While it may seem easy to point fingers at the GLCCB’s past leadership over the years, in all fairness, there is plenty of blame to go around. As the largest multi-service LGBT organization in Baltimore as well as the sponsor of Pride, the community as a whole, including myself, has failed to demand transparency from the Center’s leadership. This hands-off approach enabled the Center to function without the necessary oversight to ensure a diverse, smooth-running, well-managed, financially sound organization.
But the pendulum may now be swinging in the right direction. In April, a revitalized Board, with the financial help from a grant, commissioned the services of Strategic Management Consulting, LLC, a local firm with Odette Ramos, a former candidate for the City Council, as President and CEO. Its mission was to survey the LGBT community regarding the GLCCB’s performance and recommend what it should be doing in the future.
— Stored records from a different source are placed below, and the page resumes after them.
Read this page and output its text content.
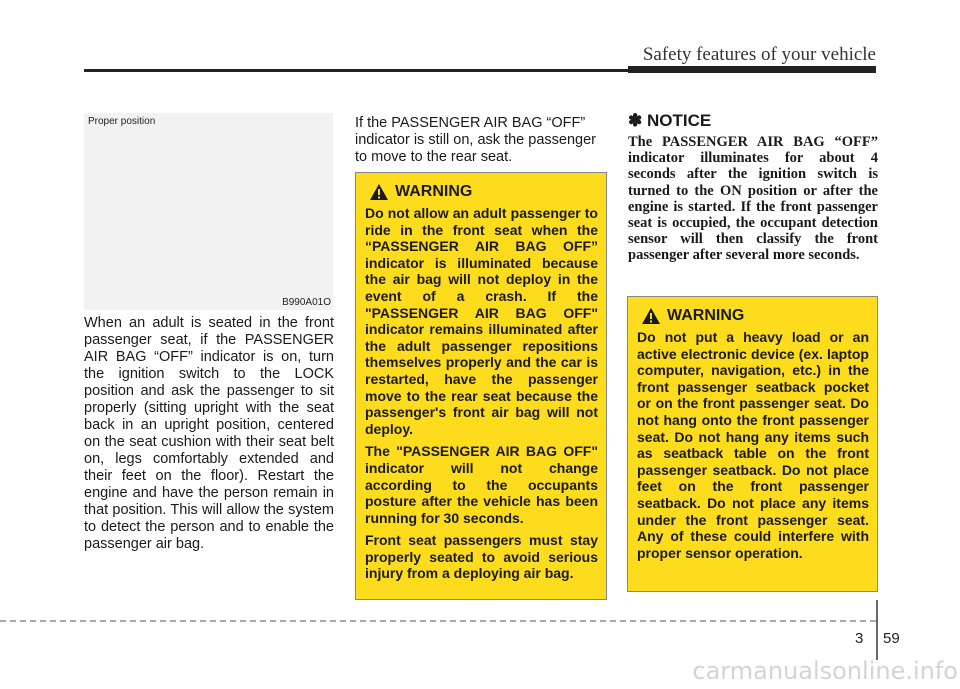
Safety features of your vehicle
Proper position
B990A01O
When an adult is seated in the front passenger seat, if the PASSENGER AIR BAG “OFF” indicator is on, turn the ignition switch to the LOCK position and ask the passenger to sit properly (sitting upright with the seat back in an upright position, centered on the seat cushion with their seat belt on, legs comfortably extended and their feet on the floor). Restart the engine and have the person remain in that position. This will allow the system to detect the person and to enable the passenger air bag.
If the PASSENGER AIR BAG “OFF” indicator is still on, ask the passenger to move to the rear seat.
WARNING

Do not allow an adult passenger to ride in the front seat when the “PASSENGER AIR BAG OFF” indicator is illuminated because the air bag will not deploy in the event of a crash. If the "PASSENGER AIR BAG OFF" indicator remains illuminated after the adult passenger repositions themselves properly and the car is restarted, have the passenger move to the rear seat because the passenger's front air bag will not deploy.

The "PASSENGER AIR BAG OFF" indicator will not change according to the occupants posture after the vehicle has been running for 30 seconds.

Front seat passengers must stay properly seated to avoid serious injury from a deploying air bag.

✽ NOTICE
The PASSENGER AIR BAG “OFF” indicator illuminates for about 4 seconds after the ignition switch is turned to the ON position or after the engine is started. If the front passenger seat is occupied, the occupant detection sensor will then classify the front passenger after several more seconds.
WARNING

Do not put a heavy load or an active electronic device (ex. laptop computer, navigation, etc.) in the front passenger seatback pocket or on the front passenger seat. Do not hang onto the front passenger seat. Do not hang any items such as seatback table on the front passenger seatback. Do not place feet on the front passenger seatback. Do not place any items under the front passenger seat. Any of these could interfere with proper sensor operation.

3 59
carmanualsonline.info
Ms. Ramos interviewed dozens of community members for the study, and we look forward to her findings and recommendations very shortly.
The very fact that such an undertaking was launched is encouraging, as it demonstrates a willingness on the part of the Board to right some wrongs and to improve the Center’s operations.
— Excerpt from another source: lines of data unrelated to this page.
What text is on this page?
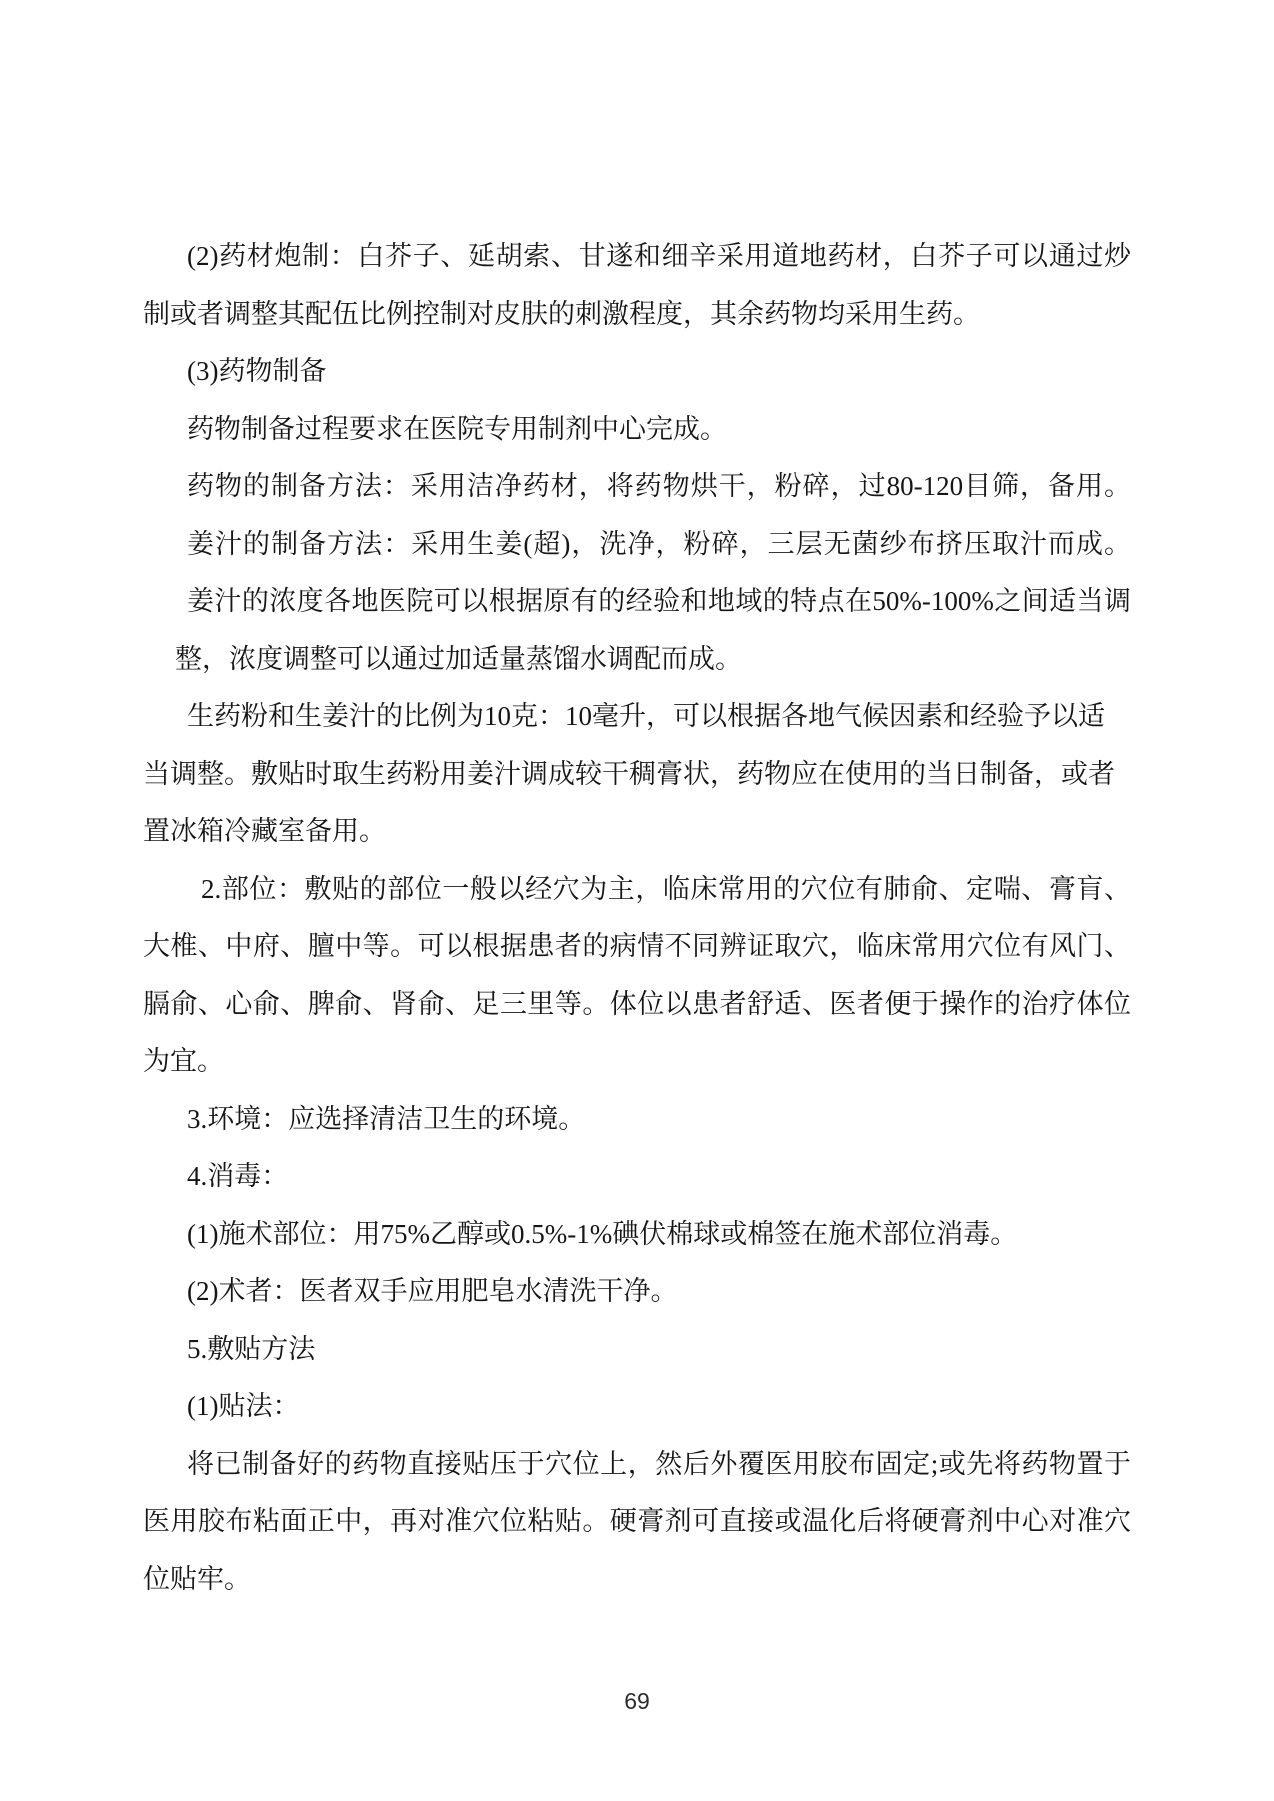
(2)药材炮制：白芥子、延胡索、甘遂和细辛采用道地药材，白芥子可以通过炒

制或者调整其配伍比例控制对皮肤的刺激程度，其余药物均采用生药。

(3)药物制备

药物制备过程要求在医院专用制剂中心完成。

药物的制备方法：采用洁净药材，将药物烘干，粉碎，过80-120目筛，备用。

姜汁的制备方法：采用生姜(超)，洗净，粉碎，三层无菌纱布挤压取汁而成。

姜汁的浓度各地医院可以根据原有的经验和地域的特点在50%-100%之间适当调

整，浓度调整可以通过加适量蒸馏水调配而成。

生药粉和生姜汁的比例为10克：10毫升，可以根据各地气候因素和经验予以适

当调整。敷贴时取生药粉用姜汁调成较干稠膏状，药物应在使用的当日制备，或者

置冰箱冷藏室备用。

2.部位：敷贴的部位一般以经穴为主，临床常用的穴位有肺俞、定喘、膏肓、

大椎、中府、膻中等。可以根据患者的病情不同辨证取穴，临床常用穴位有风门、

膈俞、心俞、脾俞、肾俞、足三里等。体位以患者舒适、医者便于操作的治疗体位

为宜。

3.环境：应选择清洁卫生的环境。

4.消毒：

(1)施术部位：用75%乙醇或0.5%-1%碘伏棉球或棉签在施术部位消毒。

(2)术者：医者双手应用肥皂水清洗干净。

5.敷贴方法

(1)贴法：

将已制备好的药物直接贴压于穴位上，然后外覆医用胶布固定;或先将药物置于

医用胶布粘面正中，再对准穴位粘贴。硬膏剂可直接或温化后将硬膏剂中心对准穴

位贴牢。

69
Installing Bud Beehler as President of the Board is another positive. At a community town hall on June 25—the initial such meeting in a series and the first since 2000—Beehler explained that this is a “reset” for the GLCCB, and the Board is committed towards “striving for transparency and engagement.” Beehler envisions the GLCCB to be “the lighthouse LGBT organization in the community,” meaning that it will be more visible and more involved at important community events.
The personable and responsive Director of Programs Gary Wolnitzek is a plus for the Center as is Maggie Beetz, the smart and affable editor of the revamped Gay Life—the GLCCB’s monthly publication.
The Center should continue its fine work with LGBT youth and in particular, The Den, Baltimore’s all-volunteer LGBTQ Youth Center.
The new Board seems very earnest in their attempts to put the Center on the right course. It does need minority representation, however, and the Board recognizes that and promises to recruit accordingly.
When Harvey Schwartz, the first executive director of the Center, arranged for the purchase of the GLCCB’s current abode at 241 W. Chase Street in 1980, he had a vision that was shared by so many community members. He saw the building as a nucleus of gay life in Baltimore whereby people could drop in, meet and share experiences.
I think that vision should hold true today. Additionally, a small LGBT history museum could be housed in the Center. A speaker’s bureau could be established to enhance visibility and to provide education on LGBT issues to business, religious and community groups as well as area schools and colleges. Undoubtedly, Ms. Ramos’ findings will disclose other low- or no-cost initiatives.
If the Center’s new leadership can learn from past mistakes and proceed along a more open path, it could win over the skeptical members of the community. The result should attract enough resources to improve not only the building but also its place in the community.
We need a strong, viable GLCCB in Baltimore. The time is right for this reset.